Sounds more or less reasonable to me on economic principles, except that I do know that demand for tobacco is “inelastic”, which is a fancy way of saying it doesn’t respond well to price signals.
Then while driving home I heard one of the experts on Australia Talks complain that out of an unnamed 18 countries Australia has the 16th cheapest cigarettes.
Run that by me again. I thought I knew that Australia had one of the lowest smoking levels in the developed world, and if that is the case at the same time that we have some of the cheapest cigarettes, why the level of confidence amongst “health experts” that putting their price up will lead to a decline in their use? We’re seem to be doing pretty well with a low level of price.
So I decided to do some basic investigations.
WHO has compiled an “atlas” of smoking per capita as at 2002. I could only find two developed nations with smoking levels below Australia’s 19.5%. They were Sweden 19.09% and Portugal 18.7%.
The report is not available from the Taskforce’s website yet (their What’s New page was last up-dated on the 16th April) and neither it seems is their media release.
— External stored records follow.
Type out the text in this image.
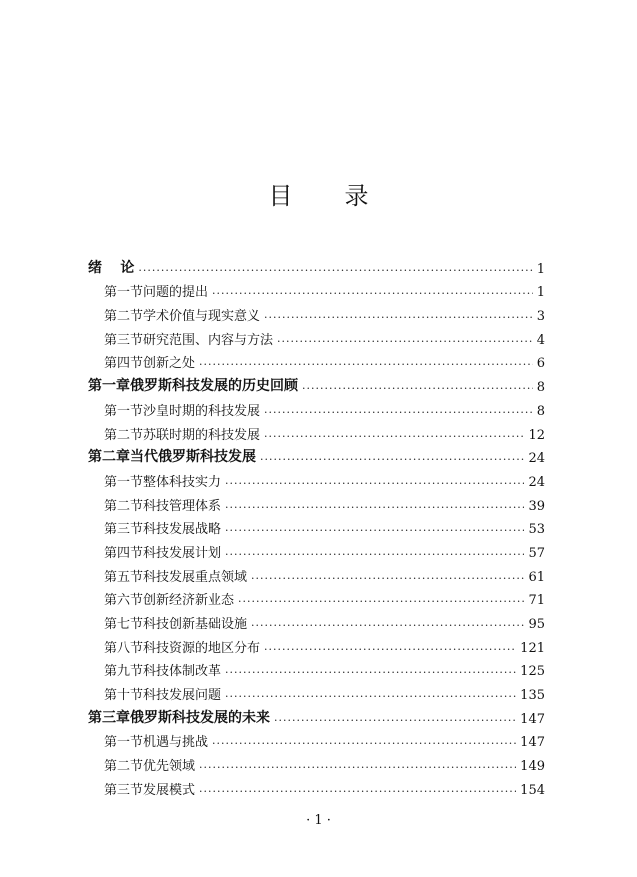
目 录
绪	论 ·····	1
第一节 问题的提出 ·····	1
第二节 学术价值与现实意义 ·····	3
第三节 研究范围、内容与方法 ·····	4
第四节 创新之处 ·····	6
第一章 俄罗斯科技发展的历史回顾 ·····	8
第一节 沙皇时期的科技发展 ·····	8
第二节 苏联时期的科技发展 ·····	12
第二章 当代俄罗斯科技发展 ·····	24
第一节 整体科技实力 ·····	24
第二节 科技管理体系 ·····	39
第三节 科技发展战略 ·····	53
第四节 科技发展计划 ·····	57
第五节 科技发展重点领域 ·····	61
第六节 创新经济新业态 ·····	71
第七节 科技创新基础设施 ·····	95
第八节 科技资源的地区分布 ·····	121
第九节 科技体制改革 ·····	125
第十节 科技发展问题 ·····	135
第三章 俄罗斯科技发展的未来 ·····	147
第一节 机遇与挑战 ·····	147
第二节 优先领域 ·····	149
第三节 发展模式 ·····	154
· 1 ·
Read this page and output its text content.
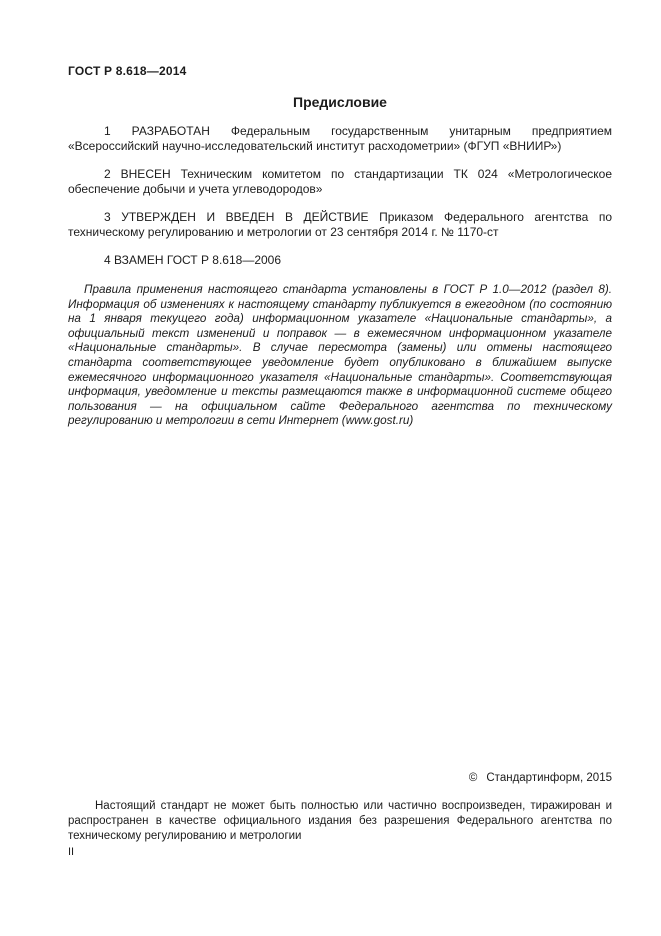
ГОСТ Р 8.618—2014
Предисловие

1 РАЗРАБОТАН Федеральным государственным унитарным предприятием «Всероссийский научно-исследовательский институт расходометрии» (ФГУП «ВНИИР»)

2 ВНЕСЕН Техническим комитетом по стандартизации ТК 024 «Метрологическое обеспечение добычи и учета углеводородов»

3 УТВЕРЖДЕН И ВВЕДЕН В ДЕЙСТВИЕ Приказом Федерального агентства по техническому регулированию и метрологии от 23 сентября 2014 г. № 1170-ст

4 ВЗАМЕН ГОСТ Р 8.618—2006

Правила применения настоящего стандарта установлены в ГОСТ Р 1.0—2012 (раздел 8). Информация об изменениях к настоящему стандарту публикуется в ежегодном (по состоянию на 1 января текущего года) информационном указателе «Национальные стандарты», а официальный текст изменений и поправок — в ежемесячном информационном указателе «Национальные стандарты». В случае пересмотра (замены) или отмены настоящего стандарта соответствующее уведомление будет опубликовано в ближайшем выпуске ежемесячного информационного указателя «Национальные стандарты». Соответствующая информация, уведомление и тексты размещаются также в информационной системе общего пользования — на официальном сайте Федерального агентства по техническому регулированию и метрологии в сети Интернет (www.gost.ru)

© Стандартинформ, 2015
Настоящий стандарт не может быть полностью или частично воспроизведен, тиражирован и распространен в качестве официального издания без разрешения Федерального агентства по техническому регулированию и метрологии
II
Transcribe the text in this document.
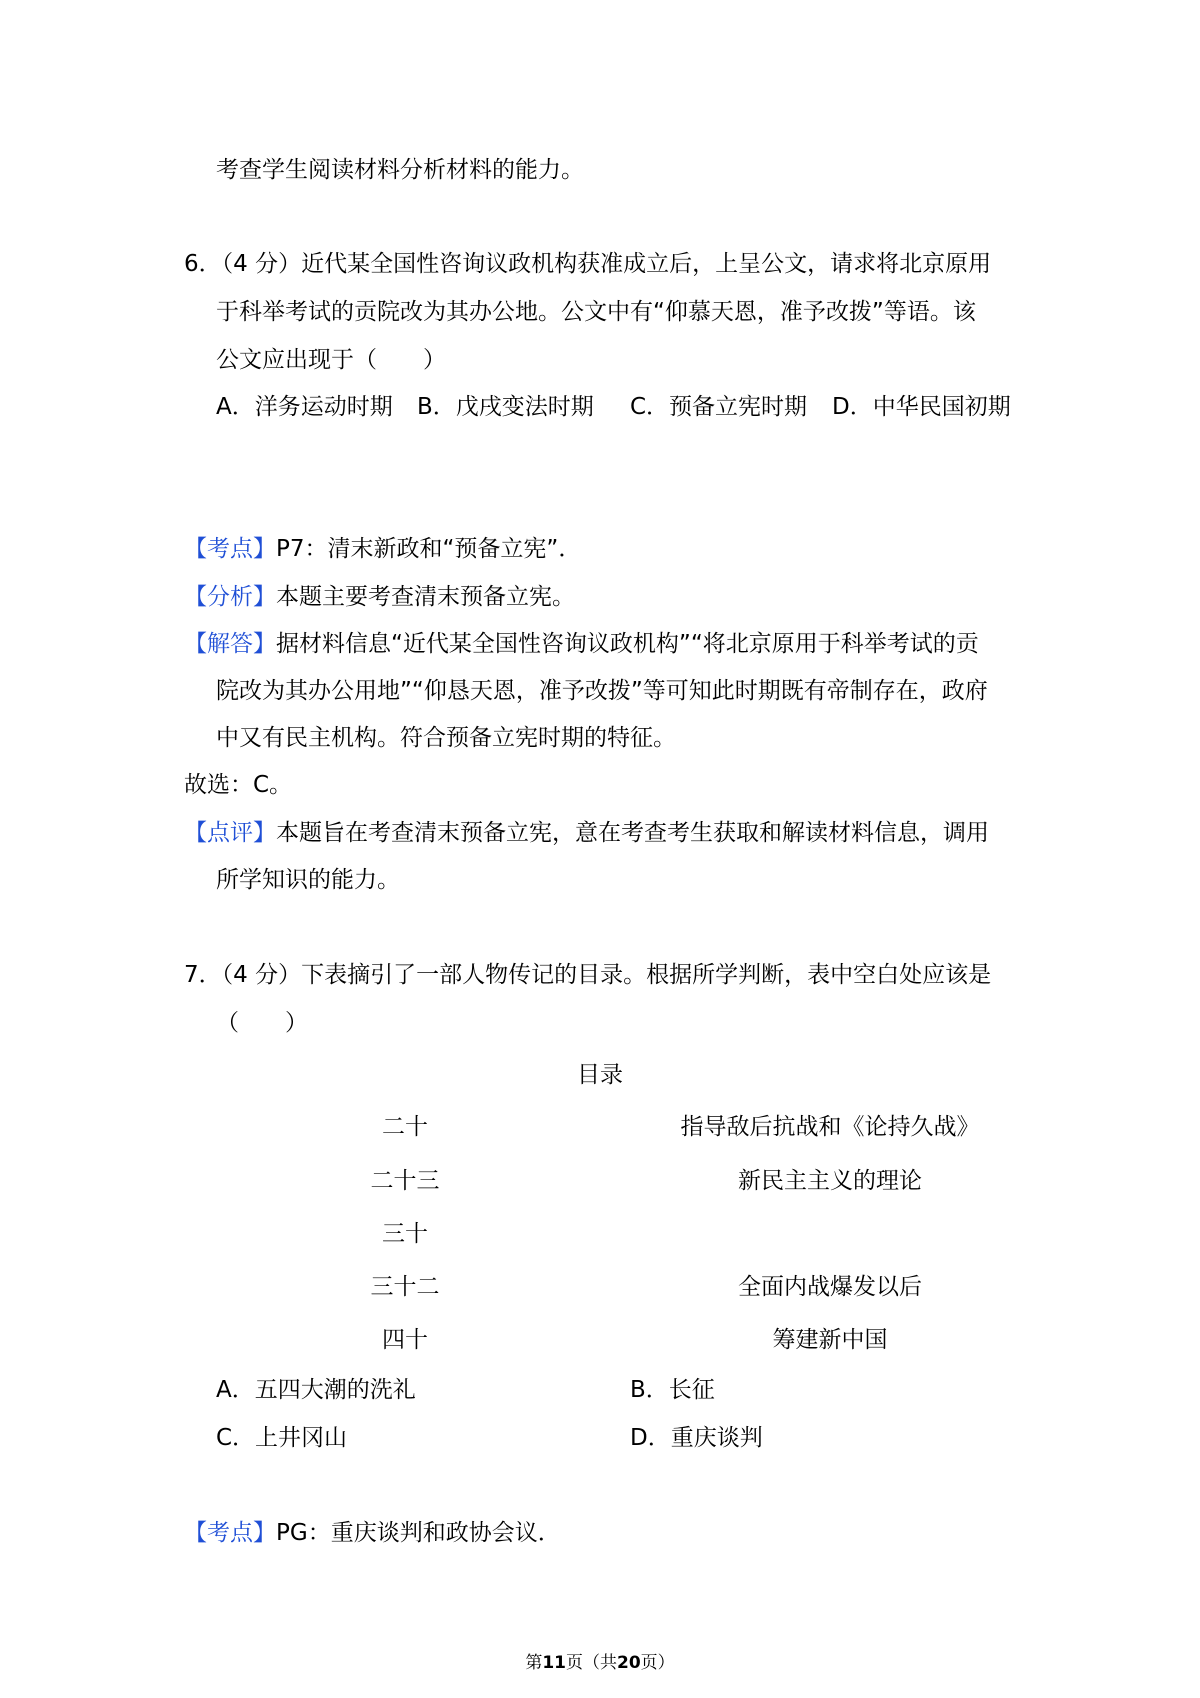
考查学生阅读材料分析材料的能力。
6．（4 分）近代某全国性咨询议政机构获准成立后，上呈公文，请求将北京原用
于科举考试的贡院改为其办公地。公文中有“仰慕天恩，准予改拨”等语。该
公文应出现于（　　）
A．洋务运动时期 B．戊戌变法时期 C．预备立宪时期 D．中华民国初期
【考点】P7：清末新政和“预备立宪”．
【分析】本题主要考查清末预备立宪。
【解答】据材料信息“近代某全国性咨询议政机构”“将北京原用于科举考试的贡
院改为其办公用地”“仰恳天恩，准予改拨”等可知此时期既有帝制存在，政府
中又有民主机构。符合预备立宪时期的特征。
故选：C。
【点评】本题旨在考查清末预备立宪，意在考查考生获取和解读材料信息，调用
所学知识的能力。
7．（4 分）下表摘引了一部人物传记的目录。根据所学判断，表中空白处应该是
（　　）
目录
二十	指导敌后抗战和《论持久战》
二十三	新民主主义的理论
三十
三十二	全面内战爆发以后
四十	筹建新中国
A．五四大潮的洗礼	B．长征
C．上井冈山	D．重庆谈判
【考点】PG：重庆谈判和政协会议．
第11页（共20页）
There is a June report there, which you can access from this page.
So I can’t see what they have based their assessment on, but according to News the report says:
“The price of cigarettes has not kept pace with the price of many other products and services,” the report says.
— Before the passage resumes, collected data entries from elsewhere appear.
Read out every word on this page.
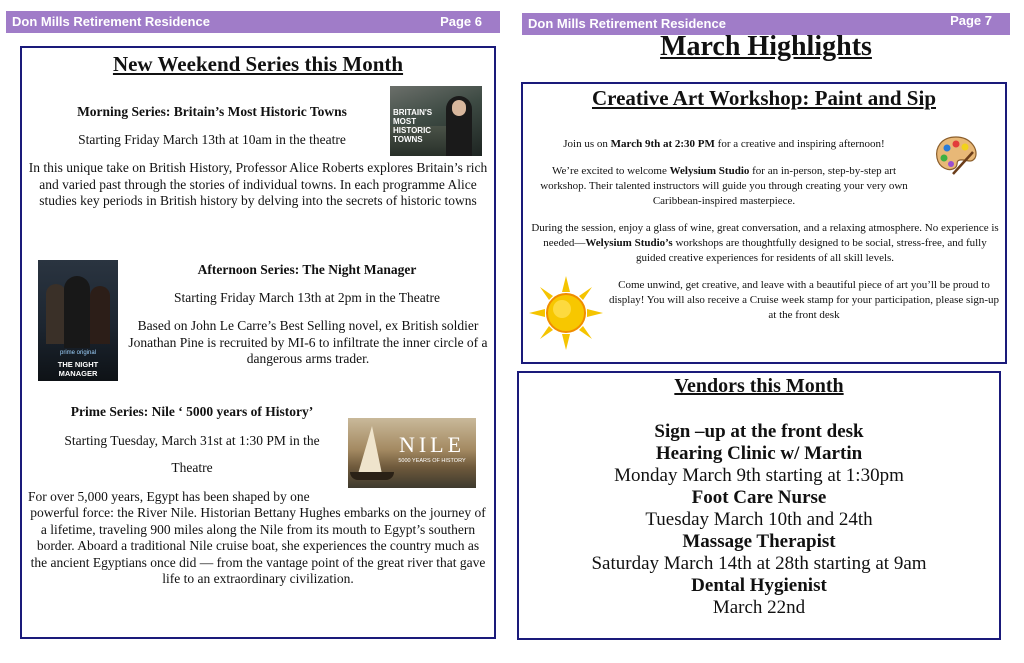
Don Mills Retirement Residence	Page 6
New Weekend Series this Month
Morning Series: Britain’s Most Historic Towns
Starting Friday March 13th at 10am in the theatre
BRITAIN'S MOST HISTORIC TOWNS
In this unique take on British History, Professor Alice Roberts explores Britain’s rich and varied past through the stories of individual towns. In each programme Alice studies key periods in British history by delving into the secrets of historic towns
prime original
THE NIGHT MANAGER
Afternoon Series: The Night Manager
Starting Friday March 13th at 2pm in the Theatre
Based on John Le Carre’s Best Selling novel, ex British soldier Jonathan Pine is recruited by MI-6 to infiltrate the inner circle of a dangerous arms trader.
Prime Series: Nile ‘ 5000 years of History’
Starting Tuesday, March 31st at 1:30 PM in the
Theatre
NILE
5000 YEARS OF HISTORY
For over 5,000 years, Egypt has been shaped by one
powerful force: the River Nile. Historian Bettany Hughes embarks on the journey of a lifetime, traveling 900 miles along the Nile from its mouth to Egypt’s southern border. Aboard a traditional Nile cruise boat, she experiences the country much as the ancient Egyptians once did — from the vantage point of the great river that gave life to an extraordinary civilization.
Don Mills Retirement Residence	Page 7
March Highlights
Creative Art Workshop: Paint and Sip
Join us on March 9th at 2:30 PM for a creative and inspiring afternoon!
We’re excited to welcome Welysium Studio for an in-person, step-by-step art workshop. Their talented instructors will guide you through creating your very own Caribbean-inspired masterpiece.
During the session, enjoy a glass of wine, great conversation, and a relaxing atmosphere. No experience is needed—Welysium Studio’s workshops are thoughtfully designed to be social, stress-free, and fully guided creative experiences for residents of all skill levels.
Come unwind, get creative, and leave with a beautiful piece of art you’ll be proud to display! You will also receive a Cruise week stamp for your participation, please sign-up at the front desk
Vendors this Month
Sign –up at the front desk
Hearing Clinic w/ Martin
Monday March 9th starting at 1:30pm
Foot Care Nurse
Tuesday March 10th and 24th
Massage Therapist
Saturday March 14th at 28th starting at 9am
Dental Hygienist
March 22nd
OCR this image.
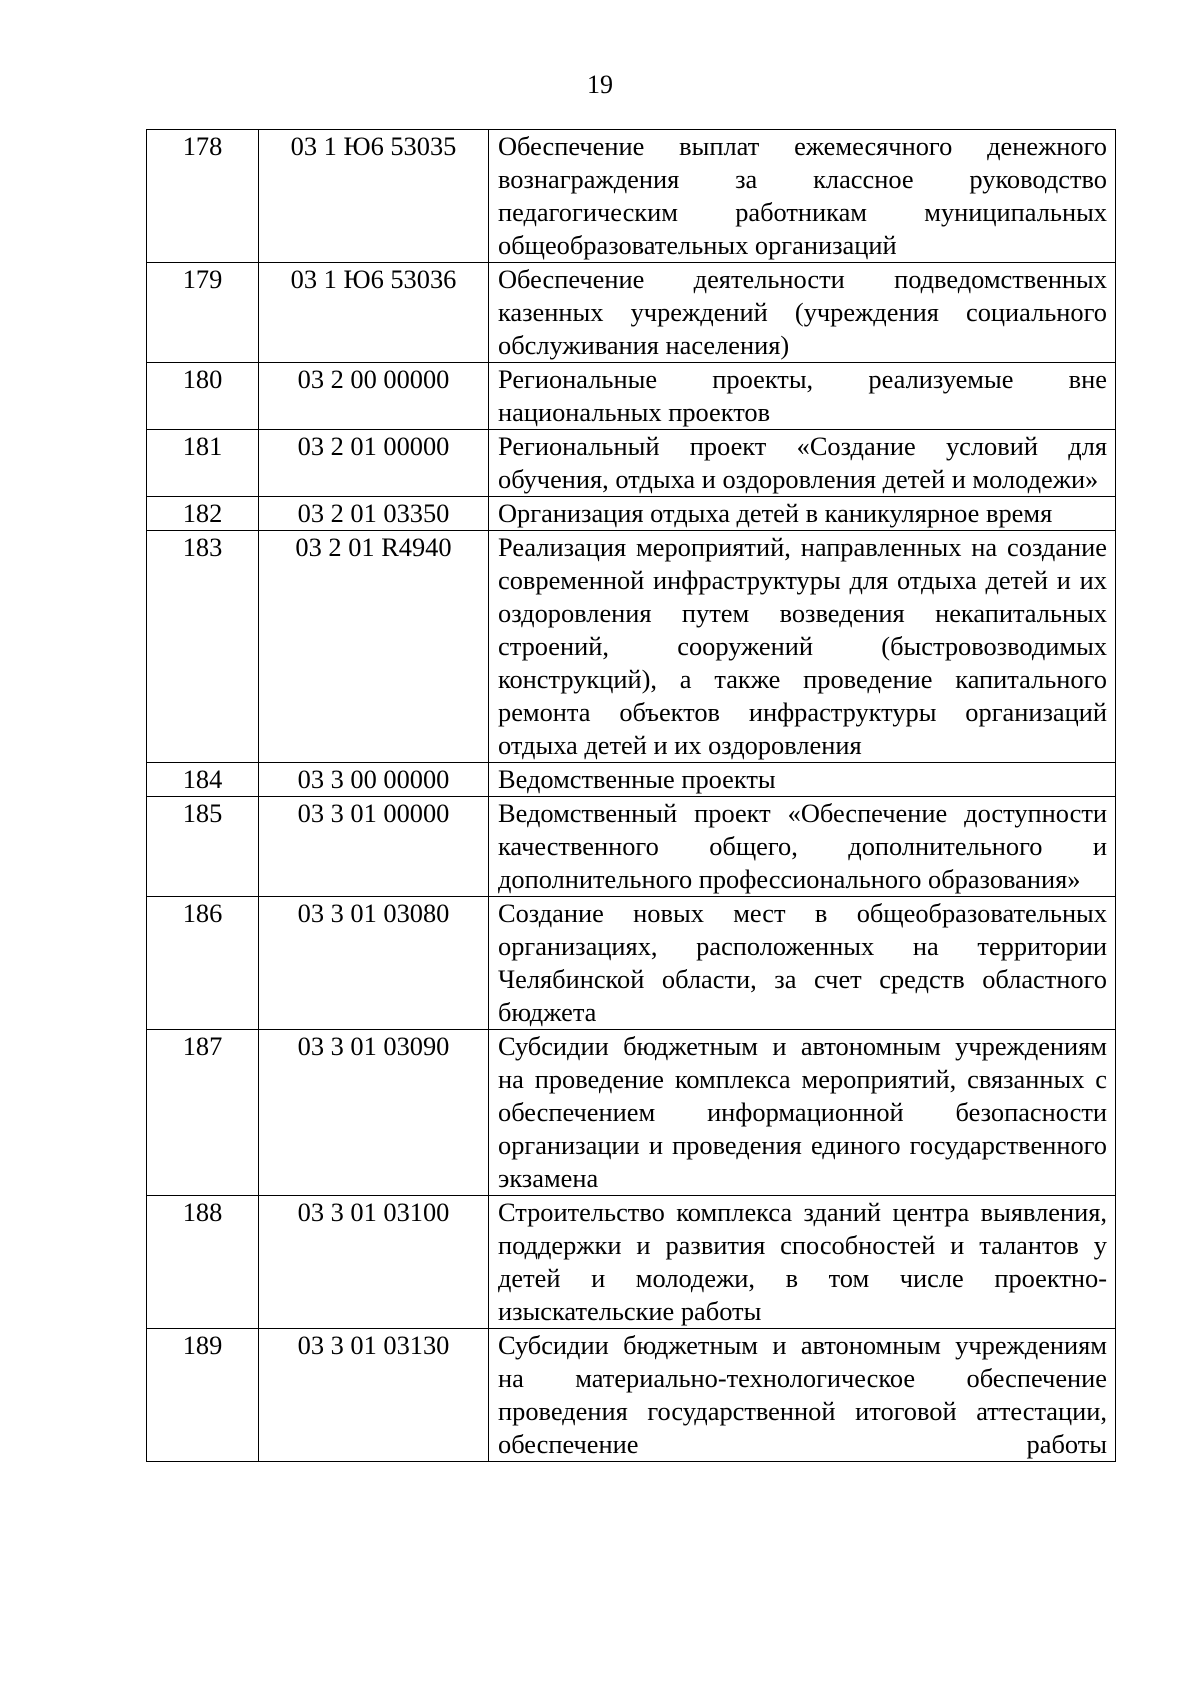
19
178	03 1 Ю6 53035	Обеспечение выплат ежемесячного денежного вознаграждения за классное руководство педагогическим работникам муниципальных общеобразовательных организаций

179	03 1 Ю6 53036	Обеспечение деятельности подведомственных казенных учреждений (учреждения социального обслуживания населения)

180	03 2 00 00000	Региональные проекты, реализуемые вне национальных проектов

181	03 2 01 00000	Региональный проект «Создание условий для обучения, отдыха и оздоровления детей и молодежи»

182	03 2 01 03350	Организация отдыха детей в каникулярное время

183	03 2 01 R4940	Реализация мероприятий, направленных на создание современной инфраструктуры для отдыха детей и их оздоровления путем возведения некапитальных строений, сооружений (быстровозводимых конструкций), а также проведение капитального ремонта объектов инфраструктуры организаций отдыха детей и их оздоровления

184	03 3 00 00000	Ведомственные проекты

185	03 3 01 00000	Ведомственный проект «Обеспечение доступности качественного общего, дополнительного и дополнительного профессионального образования»

186	03 3 01 03080	Создание новых мест в общеобразовательных организациях, расположенных на территории Челябинской области, за счет средств областного бюджета

187	03 3 01 03090	Субсидии бюджетным и автономным учреждениям на проведение комплекса мероприятий, связанных с обеспечением информационной безопасности организации и проведения единого государственного экзамена

188	03 3 01 03100	Строительство комплекса зданий центра выявления, поддержки и развития способностей и талантов у детей и молодежи, в том числе проектно-изыскательские работы

189	03 3 01 03130	Субсидии бюджетным и автономным учреждениям на материально-технологическое обеспечение проведения государственной итоговой аттестации, обеспечение работы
“If cigarettes in Australia were to cost as much as they do in Ireland, around $20 for a pack of 30, they would still be cheaper than the price of three hours in a city parking station, a quarter of a tank of petrol in a small car, an outing to a movie with a treat from the snack bar or one music CD download. “
So I checked the smoking rate in Ireland, which is being held up as an example. Bad example, it turns out. 31.5% smoke in Ireland – a rate more than 50% higher than ours. So much for cigarettes at $20 a packet being a panacea.
I’m beginning to suspect that the relationship between smoking and the price of tobacco is pretty tenuous. To be sure you’d need to do a full survey across the world and the information doesn’t appear to be available on the web.
What I can say, looking at the web, is that the only countries who in 2002 met the aspiration of the taskforce that only 10% of the population should be smokers were:
- Haiti 9.7%
- Libya 4.0%
- Nigeria 8.6%
- Oman 8.5%
- Rwanda 5.5%
- Senegal 4.6%
- UAE 9.0%
Seems to me that cultural factors and perhaps absolute poverty (rather than the cost of the product) are the things which ultimately drive cigarette smoking levels.
If I were a smoker, I’d feel persecuted by this particular recommendation.